I found a place selling Trojan "Seconds" at a very competitve price. They've got pretty good ratings. Their listing says:

"These are brand new sealed AGM group 31 deep cycle batteries manufactured by C&D Technologies for Trojan. They can't be sold for a new price because the cases have small defects on them. There is nothing wrong internally with the batteries. They can be used for starting as well as deep cycle purposes. 600 cold cranking amps, 720 cranking amps, 100 amp hours at a 20 hour rate. All batteries are checked and tested before being shipped. When we test them they are usually at 900 to 1000 cold cranking amps."

The place is close enough I can drive there and pick them up so I could avoid shipping charges too. The price is about half what new batteries sell for. The questions I have, Anyone used batteries like this? Would you consider them?


----------



## Tex (Oct 31, 2008)

I don't see a problem with it.

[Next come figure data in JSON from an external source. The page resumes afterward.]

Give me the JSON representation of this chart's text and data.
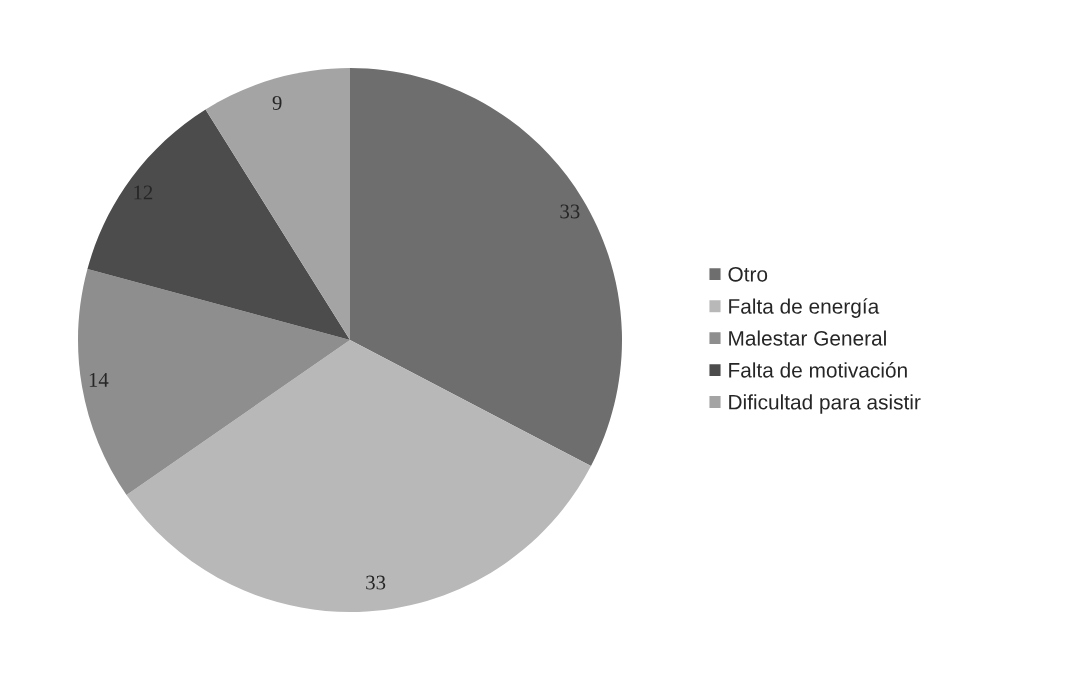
{
  "chart_data": {
    "type": "pie",
    "categories": [
      "Otro",
      "Falta de energía",
      "Malestar General",
      "Falta de motivación",
      "Dificultad para asistir"
    ],
    "values": [
      33,
      33,
      14,
      12,
      9
    ],
    "colors": [
      "#6e6e6e",
      "#b8b8b8",
      "#8e8e8e",
      "#4c4c4c",
      "#a4a4a4"
    ],
    "data_labels": true,
    "legend": "right"
  }
}
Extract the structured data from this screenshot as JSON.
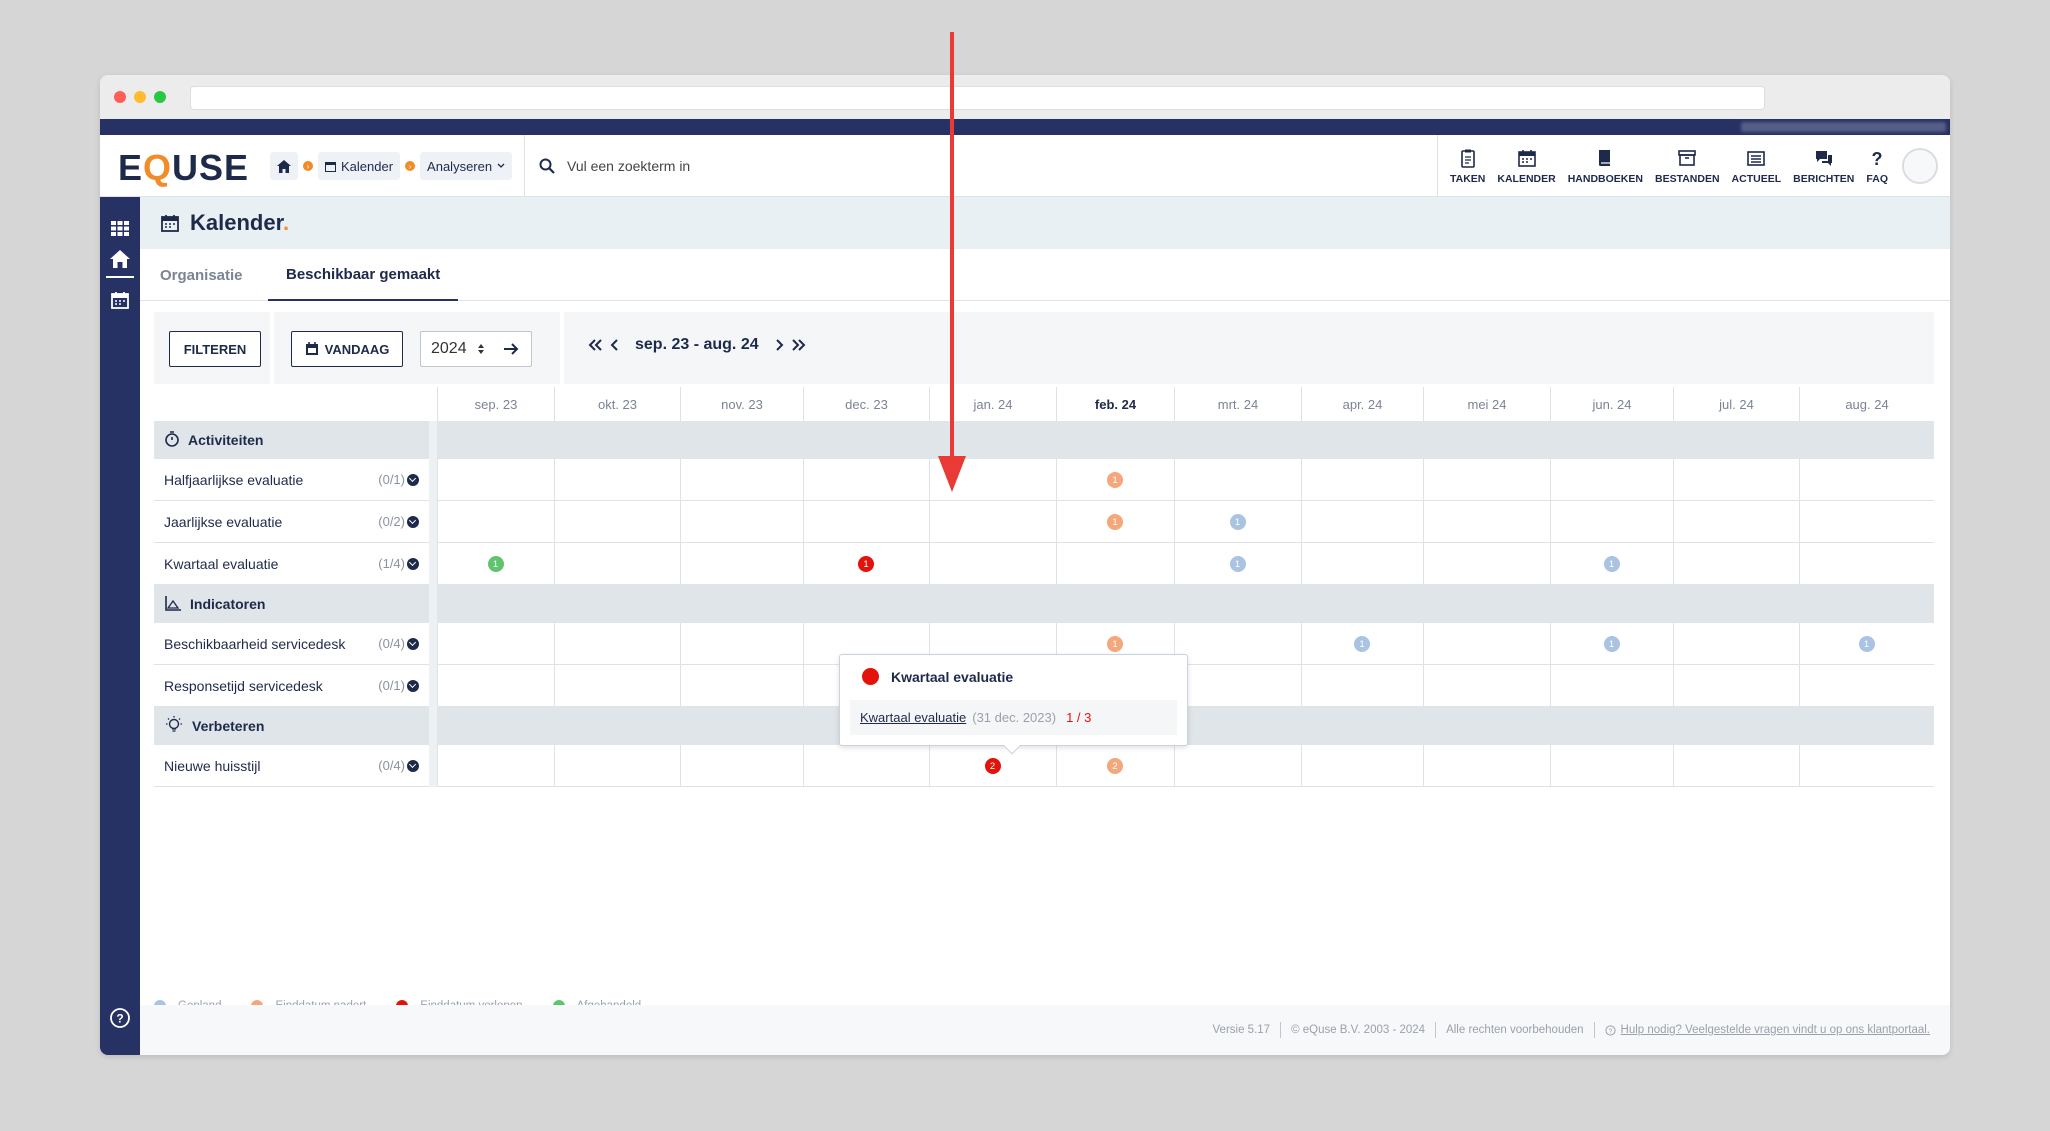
{
  "app": {
    "logo_prefix": "E",
    "logo_q": "Q",
    "logo_suffix": "USE"
  },
  "breadcrumb": {
    "calendar": "Kalender",
    "analyse": "Analyseren"
  },
  "search": {
    "placeholder": "Vul een zoekterm in"
  },
  "topnav": [
    {
      "label": "TAKEN",
      "icon": "clipboard-icon"
    },
    {
      "label": "KALENDER",
      "icon": "calendar-icon"
    },
    {
      "label": "HANDBOEKEN",
      "icon": "book-icon"
    },
    {
      "label": "BESTANDEN",
      "icon": "archive-icon"
    },
    {
      "label": "ACTUEEL",
      "icon": "newspaper-icon"
    },
    {
      "label": "BERICHTEN",
      "icon": "chat-icon"
    },
    {
      "label": "FAQ",
      "icon": "question-icon"
    }
  ],
  "page": {
    "title": "Kalender",
    "title_dot": ".",
    "tabs": [
      "Organisatie",
      "Beschikbaar gemaakt"
    ]
  },
  "toolbar": {
    "filter": "FILTEREN",
    "today": "VANDAAG",
    "year": "2024",
    "range": "sep. 23 - aug. 24"
  },
  "months": [
    "sep. 23",
    "okt. 23",
    "nov. 23",
    "dec. 23",
    "jan. 24",
    "feb. 24",
    "mrt. 24",
    "apr. 24",
    "mei 24",
    "jun. 24",
    "jul. 24",
    "aug. 24"
  ],
  "sections": [
    {
      "title": "Activiteiten",
      "icon": "stopwatch-icon",
      "items": [
        {
          "label": "Halfjaarlijkse evaluatie",
          "count": "(0/1)",
          "badges": [
            {
              "month": 5,
              "n": "1",
              "status": "orange"
            }
          ]
        },
        {
          "label": "Jaarlijkse evaluatie",
          "count": "(0/2)",
          "badges": [
            {
              "month": 5,
              "n": "1",
              "status": "orange"
            },
            {
              "month": 6,
              "n": "1",
              "status": "blue"
            }
          ]
        },
        {
          "label": "Kwartaal evaluatie",
          "count": "(1/4)",
          "badges": [
            {
              "month": 0,
              "n": "1",
              "status": "green"
            },
            {
              "month": 3,
              "n": "1",
              "status": "red"
            },
            {
              "month": 6,
              "n": "1",
              "status": "blue"
            },
            {
              "month": 9,
              "n": "1",
              "status": "blue"
            }
          ]
        }
      ]
    },
    {
      "title": "Indicatoren",
      "icon": "chart-icon",
      "items": [
        {
          "label": "Beschikbaarheid servicedesk",
          "count": "(0/4)",
          "badges": [
            {
              "month": 5,
              "n": "1",
              "status": "orange"
            },
            {
              "month": 7,
              "n": "1",
              "status": "blue"
            },
            {
              "month": 9,
              "n": "1",
              "status": "blue"
            },
            {
              "month": 11,
              "n": "1",
              "status": "blue"
            }
          ]
        },
        {
          "label": "Responsetijd servicedesk",
          "count": "(0/1)",
          "badges": [
            {
              "month": 5,
              "n": "1",
              "status": "orange"
            }
          ]
        }
      ]
    },
    {
      "title": "Verbeteren",
      "icon": "lightbulb-icon",
      "items": [
        {
          "label": "Nieuwe huisstijl",
          "count": "(0/4)",
          "badges": [
            {
              "month": 4,
              "n": "2",
              "status": "red"
            },
            {
              "month": 5,
              "n": "2",
              "status": "orange"
            }
          ]
        }
      ]
    }
  ],
  "popup": {
    "title": "Kwartaal evaluatie",
    "link": "Kwartaal evaluatie",
    "date": "(31 dec. 2023)",
    "count": "1 / 3"
  },
  "legend": [
    {
      "label": "Gepland",
      "status": "blue"
    },
    {
      "label": "Einddatum nadert",
      "status": "orange"
    },
    {
      "label": "Einddatum verlopen",
      "status": "red"
    },
    {
      "label": "Afgehandeld",
      "status": "green"
    }
  ],
  "colors": {
    "blue": "#a9c3e0",
    "orange": "#f3a77b",
    "red": "#e3120b",
    "green": "#5fc46d",
    "brand_navy": "#263164",
    "brand_orange": "#f28c28"
  },
  "footer": {
    "version": "Versie 5.17",
    "copyright": "© eQuse B.V. 2003 - 2024",
    "rights": "Alle rechten voorbehouden",
    "help": "Hulp nodig? Veelgestelde vragen vindt u op ons klantportaal."
  }
}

When you pick them up, ask them to show you an example of these defects. C&D makes a good battery. I see less C&Ds go bad as compared to most other brands in the UPS' I work on.

By "manufactured by C&D for Trojan", do you mean a Trojan design or a C&D battery that has been relabeled as a Trojan?

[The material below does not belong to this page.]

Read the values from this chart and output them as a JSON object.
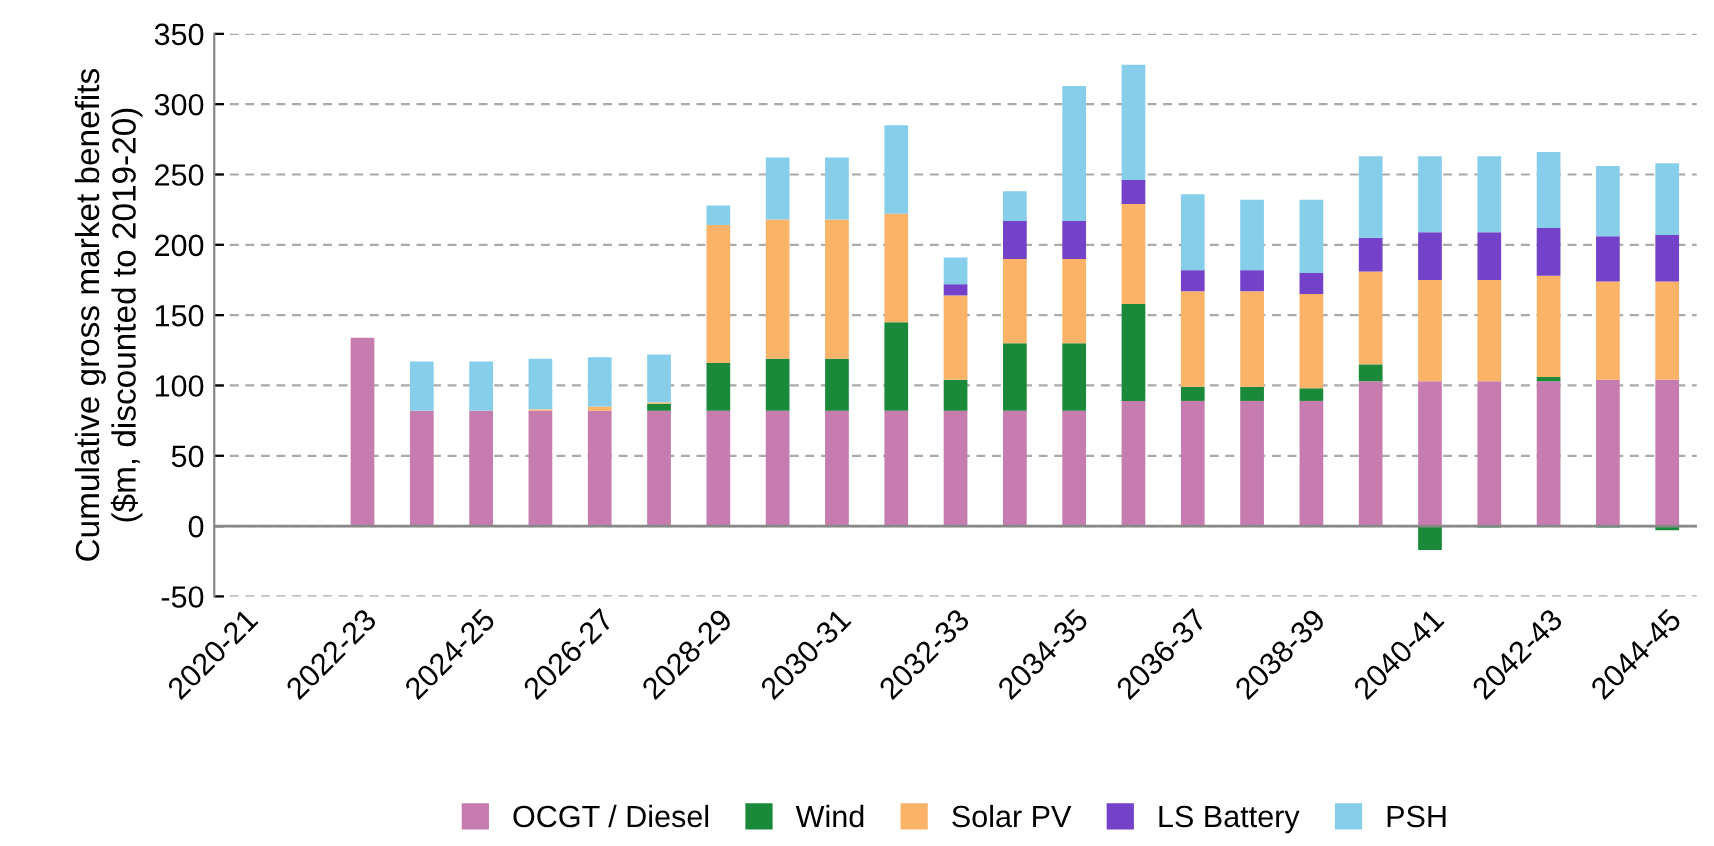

How much does it weigh? How much do they cost?


----------



## kappydell (Nov 27, 2011)

Dang - I thought you meant the OTHER trojans and I could not figure out why they would sell seconds! How would you define a second? It leaks? ....duh!!! So glad it was a battery.....


----------



## Davarm (Oct 22, 2011)

kappydell said:


> Dang - I thought you meant the OTHER trojans and I could not figure out why they would sell seconds! How would you define a second? It leaks? ....duh!!! So glad it was a battery.....


I wasnt going to say anything but since someone else made the comment......

I was glad to see that you were talking about Batteries!


----------



## rhrobert (Apr 27, 2009)

My boss has been picking up the seconds from Batteries Unlimited near Chicago whenever he can get some. He's never had an issue with them. Most have had slight discolored spot, or a "wrinkle" in the case. I thought it might be a weak spot, but he says none have ever leaked or bulged and he saw no difference in performance, which is why he has only been buying blems for about $100 each now.

I think it's the way I'll go for my solar as well. I already only run Interstate blems in all my vehicles.


----------



## CulexPipiens (Nov 17, 2010)

Thanks rhrobert... that's the place. I think I'll pop for some. The feedback shows a few bad ones that they promptly replaced for the buyers so that speaks well.

Tex, the pictures of them look just like a Trojan, only no Trojan label. Same color, same placement, etc.

And as to the other Trojans... I found out that blindly typing "Trojan" into the search engine doesn't quite give you the result set you were expecting!  Of course adding "batteries" helped....


----------